AWS Access means accessing the APIs of AWS in order to access AWS resources or manage AWS account resources. An application that runs on an EC2 instance must include AWS credentials in its AWS API requests. EC2 instances should use IAM roles and instance profiles instead of IAM access keys to perform requests. IAM role is designed to securely make API requests from instances for applications.


Rationale:

AWS IAM roles reduce the risks associated with sharing and rotating credentials that can be used outside of AWS itself. If credentials are compromised, they can be used from outside of the AWS account they give access to. 

It also provides security credentials to an application. The application is granted the permissions for the actions and resources that you’ve defined for the role through the security credentials associated with the role. These security credentials are temporary.


Impact:

Passing role information to an EC2 instance at launch, you can limit the risk of access key exposure and help prevent a malicious user from compromising the instance. IAM role to manage temporary credentials for the application that runs on an EC2 instance.
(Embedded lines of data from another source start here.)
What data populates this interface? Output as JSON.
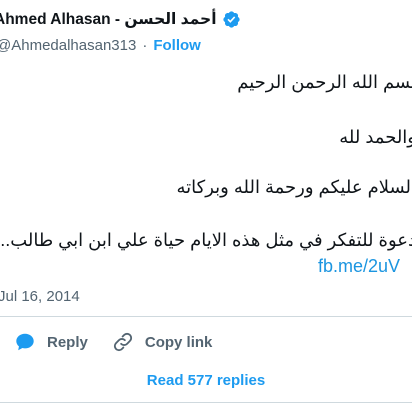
{
  "author": {
    "display_name": "Ahmed Alhasan - أحمد الحسن",
    "handle": "@Ahmedalhasan313",
    "separator": "·",
    "follow_label": "Follow",
    "verified_icon": "verified-badge-icon",
    "verified_color": "#1d9bf0"
  },
  "tweet": {
    "lines": [
      "بسم الله الرحمن الرحيم",
      "والحمد لله",
      "السلام عليكم ورحمة الله وبركاته",
      "دعوة للتفكر في مثل هذه الايام حياة علي ابن ابي طالب..."
    ],
    "link": "fb.me/2uV",
    "timestamp": "Jul 16, 2014"
  },
  "actions": {
    "reply_label": "Reply",
    "reply_icon": "speech-bubble-icon",
    "copy_label": "Copy link",
    "copy_icon": "link-icon"
  },
  "replies": {
    "label": "Read 577 replies"
  },
  "colors": {
    "accent": "#1d9bf0",
    "text": "#0f1419",
    "secondary": "#536471",
    "divider": "#cfd9de"
  }
}
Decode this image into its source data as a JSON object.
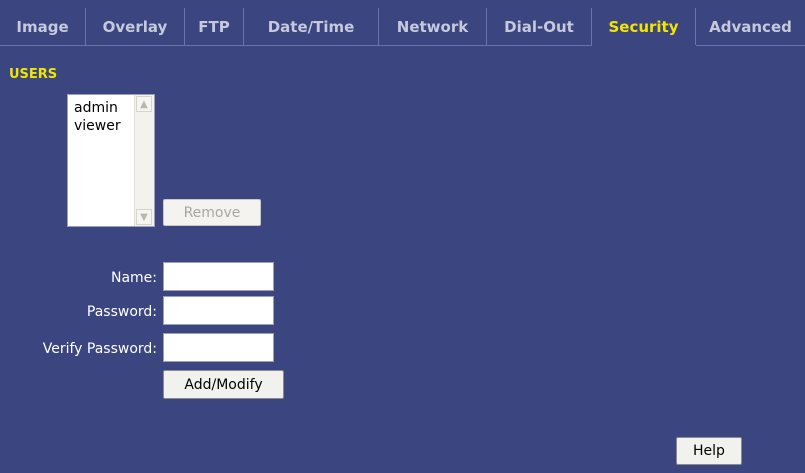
{
  "tabs": [
    {
      "label": "Image",
      "active": false
    },
    {
      "label": "Overlay",
      "active": false
    },
    {
      "label": "FTP",
      "active": false
    },
    {
      "label": "Date/Time",
      "active": false
    },
    {
      "label": "Network",
      "active": false
    },
    {
      "label": "Dial-Out",
      "active": false
    },
    {
      "label": "Security",
      "active": true
    },
    {
      "label": "Advanced",
      "active": false
    }
  ],
  "users_section": {
    "title": "USERS",
    "users": [
      "admin",
      "viewer"
    ],
    "remove_label": "Remove"
  },
  "form": {
    "name_label": "Name:",
    "name_value": "",
    "password_label": "Password:",
    "password_value": "",
    "verify_label": "Verify Password:",
    "verify_value": "",
    "add_modify_label": "Add/Modify"
  },
  "help_label": "Help",
  "colors": {
    "background": "#3b4580",
    "active_tab": "#f2e600",
    "tab_text": "#c6c9dc"
  }
}
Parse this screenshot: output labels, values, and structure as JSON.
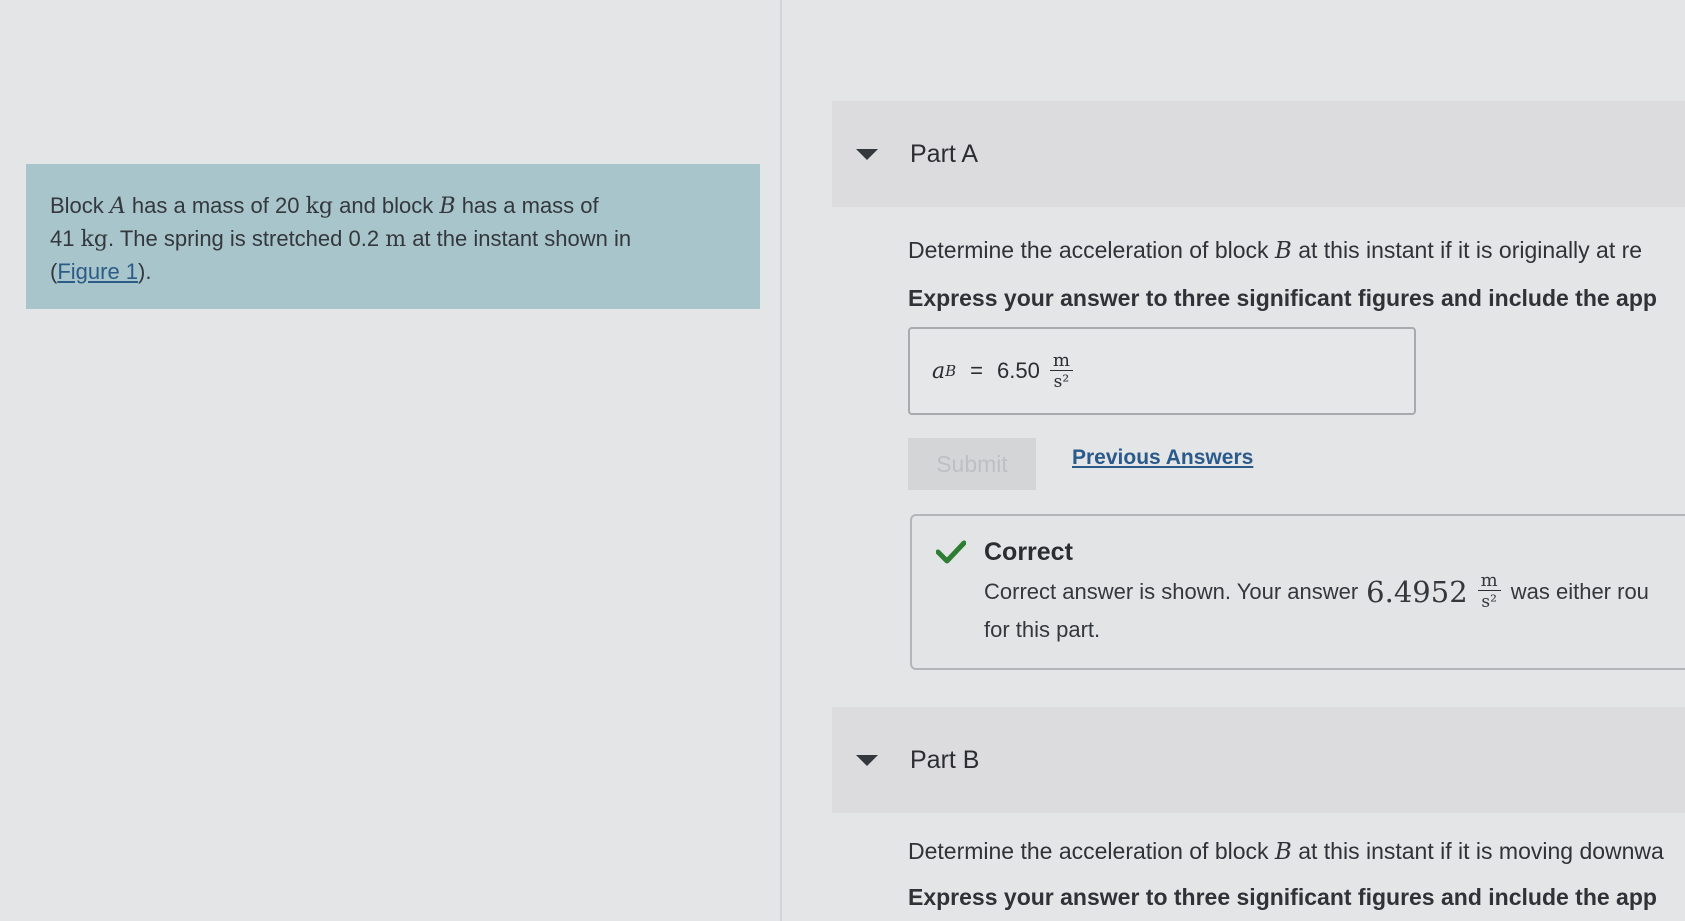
{
  "problem": {
    "text_1": "Block ",
    "block_a": "A",
    "text_2": " has a mass of 20 ",
    "unit_kg_1": "kg",
    "text_3": " and block ",
    "block_b": "B",
    "text_4": " has a mass of",
    "text_5": "41 ",
    "unit_kg_2": "kg",
    "text_6": ". The spring is stretched 0.2 ",
    "unit_m": "m",
    "text_7": " at the instant shown in",
    "paren_open": "(",
    "figure_link": "Figure 1",
    "paren_close": ")."
  },
  "part_a": {
    "title": "Part A",
    "question_1": "Determine the acceleration of block ",
    "question_var": "B",
    "question_2": " at this instant if it is originally at re",
    "instruction": "Express your answer to three significant figures and include the app",
    "answer": {
      "var": "a",
      "sub": "B",
      "equals": "=",
      "value": "6.50",
      "unit_num": "m",
      "unit_den": "s²"
    },
    "submit_label": "Submit",
    "previous_answers_label": "Previous Answers",
    "feedback": {
      "title": "Correct",
      "line_1": "Correct answer is shown. Your answer",
      "your_answer": "6.4952",
      "unit_num": "m",
      "unit_den": "s²",
      "line_1_end": "was either rou",
      "line_2": "for this part."
    }
  },
  "part_b": {
    "title": "Part B",
    "question_1": "Determine the acceleration of block ",
    "question_var": "B",
    "question_2": " at this instant if it is moving downwa",
    "instruction": "Express your answer to three significant figures and include the app"
  },
  "colors": {
    "background": "#e4e5e7",
    "problem_box": "#a9c5cc",
    "link": "#2a5a8a",
    "check": "#2e7d32"
  }
}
When you use a role, you do not have to distribute long-term credentials(such as a user name and password or access keys) to an EC2 instance.

Role credentials are temporary and rotated automatically, so you don’t have to manage credentials and you don’t have to worry about long-term security risks.

IAM roles to delegate access to users, applications, or services that don’t normally have access to your AWS resources.


Default Value:

  1. By default, no role assign in any instances. 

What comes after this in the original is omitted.